Events surrounding the debate turned ominous for Nixon from the start. Still recovering from a staph infection after being hospitalized for 12 days for a knee operation, Nixon had just put in a full day of campaigning.
Afterwards, he locked himself in his hotel room, and advisers didn't know what he did while he was there, according to historian W.J. Rorabaugh, author of "The Real Making of the President: Kennedy, Nixon, and the 1960 Election."
Nixon refused to rehearse, preferring his briefing books. According to Rorabaugh, it would prove to be a strategic mistake.
The candidates arrived 15 minutes apart at CBS TV offices -- a former ice skating rink -- in downtown Chicago. When Nixon's Buick pulled up, he banged his injured knee on the car door as he was getting out.
Oliver Treyz, the president of ABC News at the time, recounted the story, saying Nixon "turned white."
Kennedy was refreshed, but Nixon was exhausted. He had lost 20 pounds and his shirt collar was too big.
CBS producer Don Hewitt, who later created "60 Minutes," offered both candidates the help of the network's top make-up artist from New York. Kennedy turned it down and Nixon quickly declined as well, reportedly because he did not want to look unmanly.
That would also be a serious blunder, according Alan Schroeder in his 2009 book, "Presidential Debates."
Kennedy attended a pre-production meeting with Hewitt but Nixon declined that too. The pallid Republican candidate also resisted advice from his aides to sit under a sun lamp to improve his color.
In the hours before the debate Nixon's handlers insisted the set's backdrop be repainted to contrast better with the candidate's shirt, but each time, the background grew lighter. Also, worried about his characteristic five-o'clock shadow, they applied Lazy Shave, a product that would later melt under the hot lights.
Kennedy, on the other hand, had worn a dark suit. He sent campaign aide Dave Powers back to the hotel to grab a blue shirt and a longer pair of socks so his skin would not be exposed while seated.
Once the debate began, the contrast between the candidates became apparent.
Though color television had been around since 1953, few Americans owned color sets. The debate was broadcast in black and white, using a sharper technology for the event. The harsh cameras revealed a confident, sun-tanned and eloquent Kennedy, but an anxious, pale and subdued Nixon.

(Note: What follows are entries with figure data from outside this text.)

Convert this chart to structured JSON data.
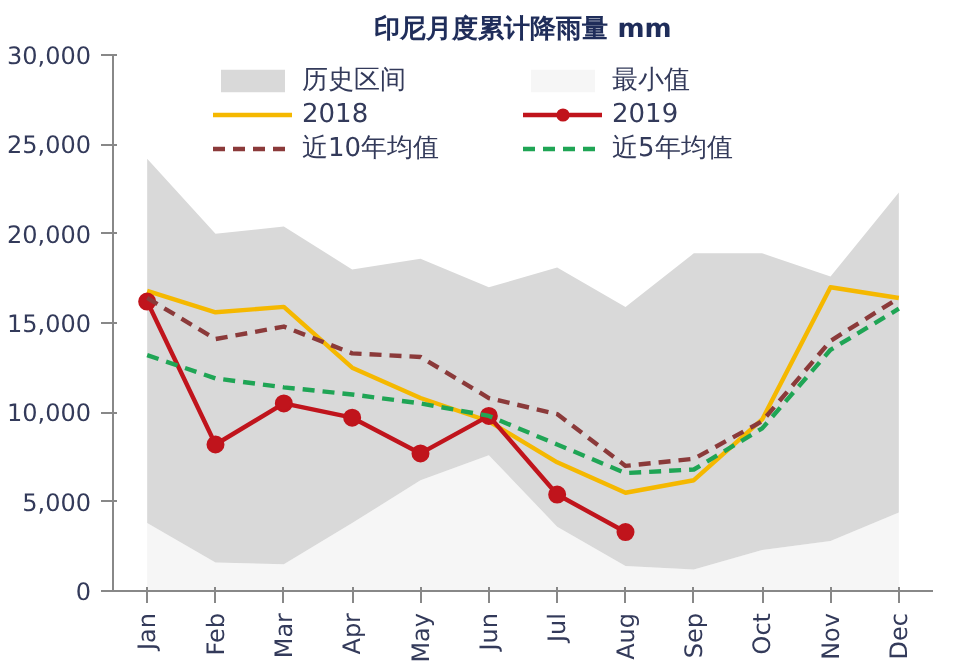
{
  "chart_data": {
    "type": "line",
    "title": "印尼月度累计降雨量 mm",
    "categories": [
      "Jan",
      "Feb",
      "Mar",
      "Apr",
      "May",
      "Jun",
      "Jul",
      "Aug",
      "Sep",
      "Oct",
      "Nov",
      "Dec"
    ],
    "stacked": true,
    "ylim": [
      0,
      30000
    ],
    "yticks": [
      {
        "value": 0,
        "label": "0"
      },
      {
        "value": 5000,
        "label": "5,000"
      },
      {
        "value": 10000,
        "label": "10,000"
      },
      {
        "value": 15000,
        "label": "15,000"
      },
      {
        "value": 20000,
        "label": "20,000"
      },
      {
        "value": 25000,
        "label": "25,000"
      },
      {
        "value": 30000,
        "label": "30,000"
      }
    ],
    "grid": false,
    "legend": "top",
    "series": [
      {
        "name": "最小值",
        "type": "area",
        "color": "#f6f6f6",
        "values": [
          3800,
          1600,
          1500,
          3800,
          6200,
          7600,
          3600,
          1400,
          1200,
          2300,
          2800,
          4400
        ]
      },
      {
        "name": "历史区间",
        "type": "area",
        "color": "#d9d9d9",
        "values": [
          20400,
          18400,
          18900,
          14200,
          12400,
          9400,
          14500,
          14500,
          17700,
          16600,
          14800,
          17900
        ]
      },
      {
        "name": "2018",
        "color": "#f5b800",
        "marker": "none",
        "line_style": "solid",
        "values": [
          16800,
          15600,
          15900,
          12500,
          10800,
          9500,
          7200,
          5500,
          6200,
          9600,
          17000,
          16400
        ]
      },
      {
        "name": "2019",
        "color": "#c0141c",
        "marker": "circle",
        "line_style": "solid",
        "values": [
          16200,
          8200,
          10500,
          9700,
          7700,
          9800,
          5400,
          3300,
          null,
          null,
          null,
          null
        ]
      },
      {
        "name": "近10年均值",
        "color": "#8b3a3a",
        "marker": "none",
        "line_style": "dashed",
        "values": [
          16400,
          14100,
          14800,
          13300,
          13100,
          10800,
          9900,
          7000,
          7400,
          9500,
          14000,
          16400
        ]
      },
      {
        "name": "近5年均值",
        "color": "#1fa555",
        "marker": "none",
        "line_style": "dashed",
        "values": [
          13200,
          11900,
          11400,
          11000,
          10500,
          9800,
          8200,
          6600,
          6800,
          9100,
          13500,
          15800
        ]
      }
    ]
  }
}
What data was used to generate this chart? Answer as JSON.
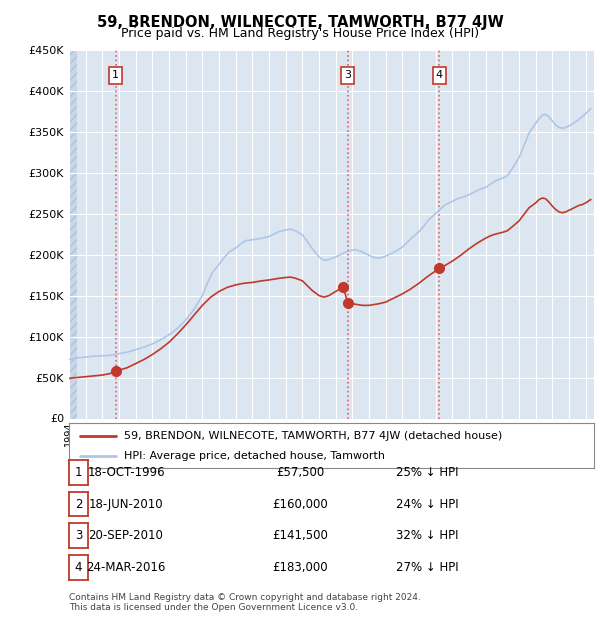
{
  "title": "59, BRENDON, WILNECOTE, TAMWORTH, B77 4JW",
  "subtitle": "Price paid vs. HM Land Registry's House Price Index (HPI)",
  "ylim": [
    0,
    450000
  ],
  "yticks": [
    0,
    50000,
    100000,
    150000,
    200000,
    250000,
    300000,
    350000,
    400000,
    450000
  ],
  "ytick_labels": [
    "£0",
    "£50K",
    "£100K",
    "£150K",
    "£200K",
    "£250K",
    "£300K",
    "£350K",
    "£400K",
    "£450K"
  ],
  "xlim_start": 1994.0,
  "xlim_end": 2025.5,
  "background_color": "#ffffff",
  "plot_bg_color": "#dce6f1",
  "hatch_color": "#c8d8ea",
  "grid_color": "#ffffff",
  "hpi_line_color": "#aec6e8",
  "property_line_color": "#c0392b",
  "sale_dot_color": "#c0392b",
  "sale_marker_size": 7,
  "vline_color": "#e86060",
  "legend_label_property": "59, BRENDON, WILNECOTE, TAMWORTH, B77 4JW (detached house)",
  "legend_label_hpi": "HPI: Average price, detached house, Tamworth",
  "sales": [
    {
      "label": "1",
      "date_num": 1996.79,
      "price": 57500,
      "show_vline": true,
      "show_box": true
    },
    {
      "label": "2",
      "date_num": 2010.46,
      "price": 160000,
      "show_vline": false,
      "show_box": false
    },
    {
      "label": "3",
      "date_num": 2010.72,
      "price": 141500,
      "show_vline": true,
      "show_box": true
    },
    {
      "label": "4",
      "date_num": 2016.22,
      "price": 183000,
      "show_vline": true,
      "show_box": true
    }
  ],
  "hpi_points": [
    [
      1994.0,
      72000
    ],
    [
      1994.5,
      74000
    ],
    [
      1995.0,
      75000
    ],
    [
      1995.5,
      76000
    ],
    [
      1996.0,
      76500
    ],
    [
      1996.5,
      77000
    ],
    [
      1997.0,
      79000
    ],
    [
      1997.5,
      81000
    ],
    [
      1998.0,
      84000
    ],
    [
      1998.5,
      87000
    ],
    [
      1999.0,
      91000
    ],
    [
      1999.5,
      96000
    ],
    [
      2000.0,
      102000
    ],
    [
      2000.5,
      110000
    ],
    [
      2001.0,
      120000
    ],
    [
      2001.5,
      133000
    ],
    [
      2002.0,
      150000
    ],
    [
      2002.3,
      165000
    ],
    [
      2002.6,
      178000
    ],
    [
      2003.0,
      188000
    ],
    [
      2003.3,
      196000
    ],
    [
      2003.6,
      203000
    ],
    [
      2004.0,
      208000
    ],
    [
      2004.3,
      213000
    ],
    [
      2004.6,
      217000
    ],
    [
      2005.0,
      218000
    ],
    [
      2005.3,
      219000
    ],
    [
      2005.6,
      220000
    ],
    [
      2006.0,
      222000
    ],
    [
      2006.3,
      225000
    ],
    [
      2006.6,
      228000
    ],
    [
      2007.0,
      230000
    ],
    [
      2007.3,
      231000
    ],
    [
      2007.6,
      229000
    ],
    [
      2008.0,
      224000
    ],
    [
      2008.3,
      216000
    ],
    [
      2008.6,
      207000
    ],
    [
      2009.0,
      197000
    ],
    [
      2009.3,
      193000
    ],
    [
      2009.6,
      194000
    ],
    [
      2010.0,
      197000
    ],
    [
      2010.3,
      200000
    ],
    [
      2010.6,
      203000
    ],
    [
      2010.9,
      205000
    ],
    [
      2011.2,
      206000
    ],
    [
      2011.5,
      204000
    ],
    [
      2011.8,
      201000
    ],
    [
      2012.1,
      198000
    ],
    [
      2012.4,
      196000
    ],
    [
      2012.7,
      196000
    ],
    [
      2013.0,
      198000
    ],
    [
      2013.3,
      201000
    ],
    [
      2013.6,
      204000
    ],
    [
      2014.0,
      209000
    ],
    [
      2014.3,
      215000
    ],
    [
      2014.6,
      221000
    ],
    [
      2015.0,
      228000
    ],
    [
      2015.3,
      235000
    ],
    [
      2015.6,
      243000
    ],
    [
      2016.0,
      250000
    ],
    [
      2016.3,
      256000
    ],
    [
      2016.6,
      261000
    ],
    [
      2017.0,
      265000
    ],
    [
      2017.3,
      268000
    ],
    [
      2017.6,
      270000
    ],
    [
      2018.0,
      273000
    ],
    [
      2018.3,
      276000
    ],
    [
      2018.6,
      279000
    ],
    [
      2019.0,
      282000
    ],
    [
      2019.3,
      286000
    ],
    [
      2019.6,
      290000
    ],
    [
      2020.0,
      293000
    ],
    [
      2020.3,
      296000
    ],
    [
      2020.6,
      305000
    ],
    [
      2021.0,
      318000
    ],
    [
      2021.3,
      333000
    ],
    [
      2021.6,
      348000
    ],
    [
      2022.0,
      360000
    ],
    [
      2022.2,
      366000
    ],
    [
      2022.4,
      370000
    ],
    [
      2022.6,
      371000
    ],
    [
      2022.8,
      368000
    ],
    [
      2023.0,
      363000
    ],
    [
      2023.2,
      358000
    ],
    [
      2023.4,
      355000
    ],
    [
      2023.6,
      354000
    ],
    [
      2023.8,
      355000
    ],
    [
      2024.0,
      357000
    ],
    [
      2024.2,
      359000
    ],
    [
      2024.4,
      362000
    ],
    [
      2024.6,
      365000
    ],
    [
      2024.8,
      368000
    ],
    [
      2025.0,
      372000
    ],
    [
      2025.3,
      378000
    ]
  ],
  "prop_points": [
    [
      1994.0,
      49000
    ],
    [
      1994.5,
      50000
    ],
    [
      1995.0,
      51000
    ],
    [
      1995.5,
      52000
    ],
    [
      1996.0,
      53000
    ],
    [
      1996.5,
      55000
    ],
    [
      1996.79,
      57500
    ],
    [
      1997.0,
      59000
    ],
    [
      1997.5,
      62000
    ],
    [
      1998.0,
      67000
    ],
    [
      1998.5,
      72000
    ],
    [
      1999.0,
      78000
    ],
    [
      1999.5,
      85000
    ],
    [
      2000.0,
      93000
    ],
    [
      2000.5,
      103000
    ],
    [
      2001.0,
      114000
    ],
    [
      2001.5,
      126000
    ],
    [
      2002.0,
      138000
    ],
    [
      2002.5,
      148000
    ],
    [
      2003.0,
      155000
    ],
    [
      2003.5,
      160000
    ],
    [
      2004.0,
      163000
    ],
    [
      2004.5,
      165000
    ],
    [
      2005.0,
      166000
    ],
    [
      2005.3,
      167000
    ],
    [
      2005.6,
      168000
    ],
    [
      2006.0,
      169000
    ],
    [
      2006.3,
      170000
    ],
    [
      2006.6,
      171000
    ],
    [
      2007.0,
      172000
    ],
    [
      2007.3,
      172500
    ],
    [
      2007.6,
      171000
    ],
    [
      2008.0,
      168000
    ],
    [
      2008.3,
      162000
    ],
    [
      2008.6,
      156000
    ],
    [
      2009.0,
      150000
    ],
    [
      2009.3,
      148000
    ],
    [
      2009.6,
      150000
    ],
    [
      2010.0,
      155000
    ],
    [
      2010.46,
      160000
    ],
    [
      2010.72,
      141500
    ],
    [
      2011.0,
      140000
    ],
    [
      2011.3,
      139000
    ],
    [
      2011.6,
      138000
    ],
    [
      2012.0,
      138000
    ],
    [
      2012.3,
      139000
    ],
    [
      2012.6,
      140000
    ],
    [
      2013.0,
      142000
    ],
    [
      2013.3,
      145000
    ],
    [
      2013.6,
      148000
    ],
    [
      2014.0,
      152000
    ],
    [
      2014.5,
      158000
    ],
    [
      2015.0,
      165000
    ],
    [
      2015.5,
      173000
    ],
    [
      2016.0,
      180000
    ],
    [
      2016.22,
      183000
    ],
    [
      2016.5,
      186000
    ],
    [
      2017.0,
      192000
    ],
    [
      2017.5,
      199000
    ],
    [
      2018.0,
      207000
    ],
    [
      2018.5,
      214000
    ],
    [
      2019.0,
      220000
    ],
    [
      2019.3,
      223000
    ],
    [
      2019.6,
      225000
    ],
    [
      2020.0,
      227000
    ],
    [
      2020.3,
      229000
    ],
    [
      2020.6,
      234000
    ],
    [
      2021.0,
      241000
    ],
    [
      2021.3,
      249000
    ],
    [
      2021.6,
      257000
    ],
    [
      2022.0,
      263000
    ],
    [
      2022.2,
      267000
    ],
    [
      2022.4,
      269000
    ],
    [
      2022.6,
      268000
    ],
    [
      2022.8,
      264000
    ],
    [
      2023.0,
      259000
    ],
    [
      2023.2,
      255000
    ],
    [
      2023.4,
      252000
    ],
    [
      2023.6,
      251000
    ],
    [
      2023.8,
      252000
    ],
    [
      2024.0,
      254000
    ],
    [
      2024.2,
      256000
    ],
    [
      2024.4,
      258000
    ],
    [
      2024.6,
      260000
    ],
    [
      2024.8,
      261000
    ],
    [
      2025.0,
      263000
    ],
    [
      2025.3,
      267000
    ]
  ],
  "table_rows": [
    {
      "num": "1",
      "date": "18-OCT-1996",
      "price": "£57,500",
      "hpi_diff": "25% ↓ HPI"
    },
    {
      "num": "2",
      "date": "18-JUN-2010",
      "price": "£160,000",
      "hpi_diff": "24% ↓ HPI"
    },
    {
      "num": "3",
      "date": "20-SEP-2010",
      "price": "£141,500",
      "hpi_diff": "32% ↓ HPI"
    },
    {
      "num": "4",
      "date": "24-MAR-2016",
      "price": "£183,000",
      "hpi_diff": "27% ↓ HPI"
    }
  ],
  "footnote": "Contains HM Land Registry data © Crown copyright and database right 2024.\nThis data is licensed under the Open Government Licence v3.0."
}
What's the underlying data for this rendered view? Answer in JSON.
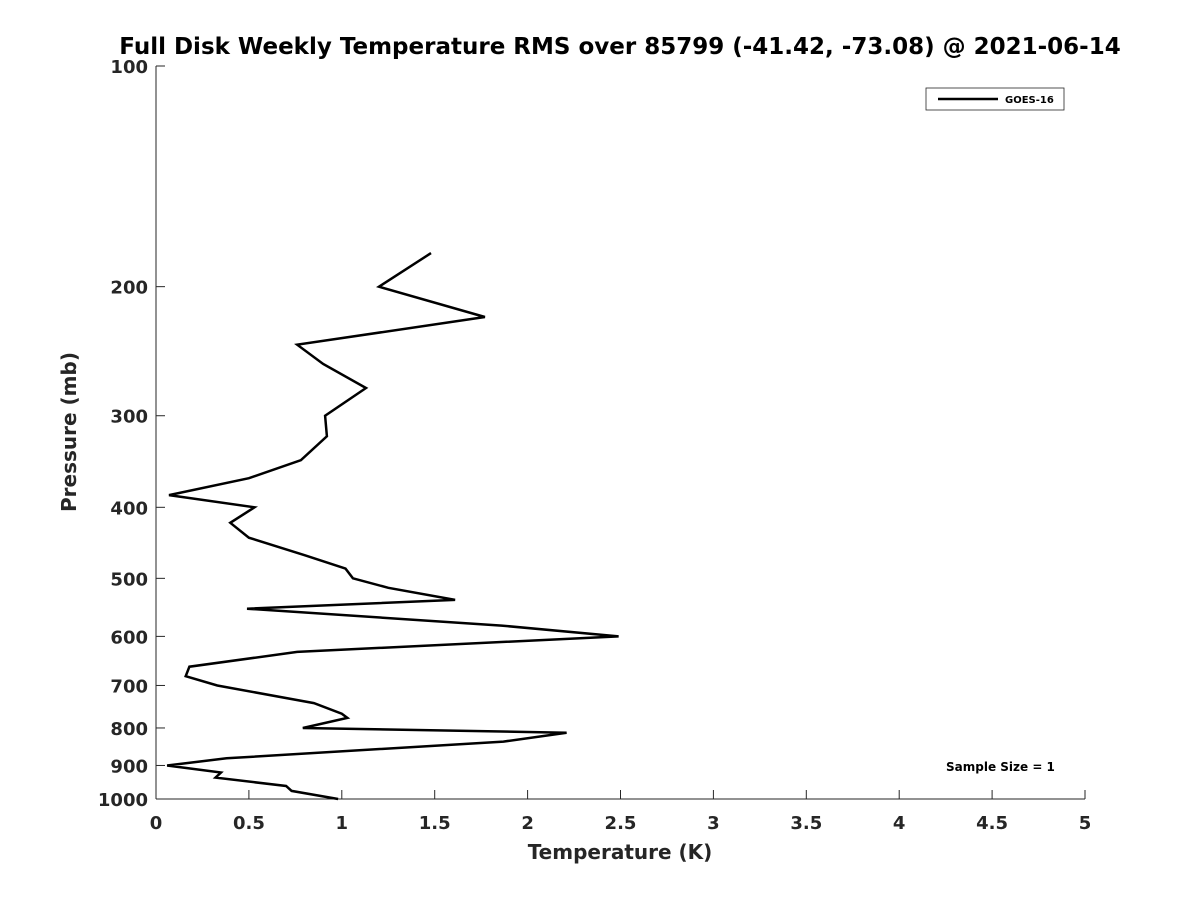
{
  "chart_data": {
    "type": "line",
    "title": "Full Disk Weekly Temperature RMS over 85799 (-41.42, -73.08) @ 2021-06-14",
    "xlabel": "Temperature (K)",
    "ylabel": "Pressure (mb)",
    "xlim": [
      0,
      5
    ],
    "ylim": [
      100,
      1000
    ],
    "y_scale": "log",
    "y_reversed": true,
    "x_ticks": [
      0,
      0.5,
      1,
      1.5,
      2,
      2.5,
      3,
      3.5,
      4,
      4.5,
      5
    ],
    "x_tick_labels": [
      "0",
      "0.5",
      "1",
      "1.5",
      "2",
      "2.5",
      "3",
      "3.5",
      "4",
      "4.5",
      "5"
    ],
    "y_ticks": [
      100,
      200,
      300,
      400,
      500,
      600,
      700,
      800,
      900,
      1000
    ],
    "y_tick_labels": [
      "100",
      "200",
      "300",
      "400",
      "500",
      "600",
      "700",
      "800",
      "900",
      "1000"
    ],
    "grid": false,
    "legend_position": "top-right",
    "annotation": "Sample Size = 1",
    "series": [
      {
        "name": "GOES-16",
        "color": "#000000",
        "points": [
          [
            1.48,
            180
          ],
          [
            1.2,
            200
          ],
          [
            1.77,
            220
          ],
          [
            0.76,
            240
          ],
          [
            0.9,
            255
          ],
          [
            1.13,
            275
          ],
          [
            0.91,
            300
          ],
          [
            0.92,
            320
          ],
          [
            0.78,
            345
          ],
          [
            0.5,
            365
          ],
          [
            0.07,
            385
          ],
          [
            0.53,
            400
          ],
          [
            0.4,
            420
          ],
          [
            0.5,
            440
          ],
          [
            0.8,
            465
          ],
          [
            1.02,
            485
          ],
          [
            1.06,
            500
          ],
          [
            1.25,
            515
          ],
          [
            1.61,
            535
          ],
          [
            0.49,
            550
          ],
          [
            1.86,
            580
          ],
          [
            2.49,
            600
          ],
          [
            0.76,
            630
          ],
          [
            0.18,
            660
          ],
          [
            0.16,
            680
          ],
          [
            0.33,
            700
          ],
          [
            0.85,
            740
          ],
          [
            1.0,
            765
          ],
          [
            1.03,
            775
          ],
          [
            0.79,
            800
          ],
          [
            2.21,
            812
          ],
          [
            1.87,
            835
          ],
          [
            0.38,
            880
          ],
          [
            0.06,
            900
          ],
          [
            0.35,
            920
          ],
          [
            0.32,
            935
          ],
          [
            0.7,
            960
          ],
          [
            0.73,
            975
          ],
          [
            0.98,
            1000
          ]
        ]
      }
    ]
  }
}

The concept of presidential debates was the brainchild of Adlai Stevenson, the brilliant, but failed Democratic presidential candidate in 1952 and 1956, according to his former law partner Newton Minow, author of the 2008 book, "Inside the Presidential Debates," who later went on to head the Federal Communications Commission.
In 1960, the federal Communications Act required that all candidates in a political race be entitled to equal time on the air, and therefore debate among myriad candidates would have been unwieldy, according to Minow, now 84 and a lawyer with the Chicago firm Sidley Austin.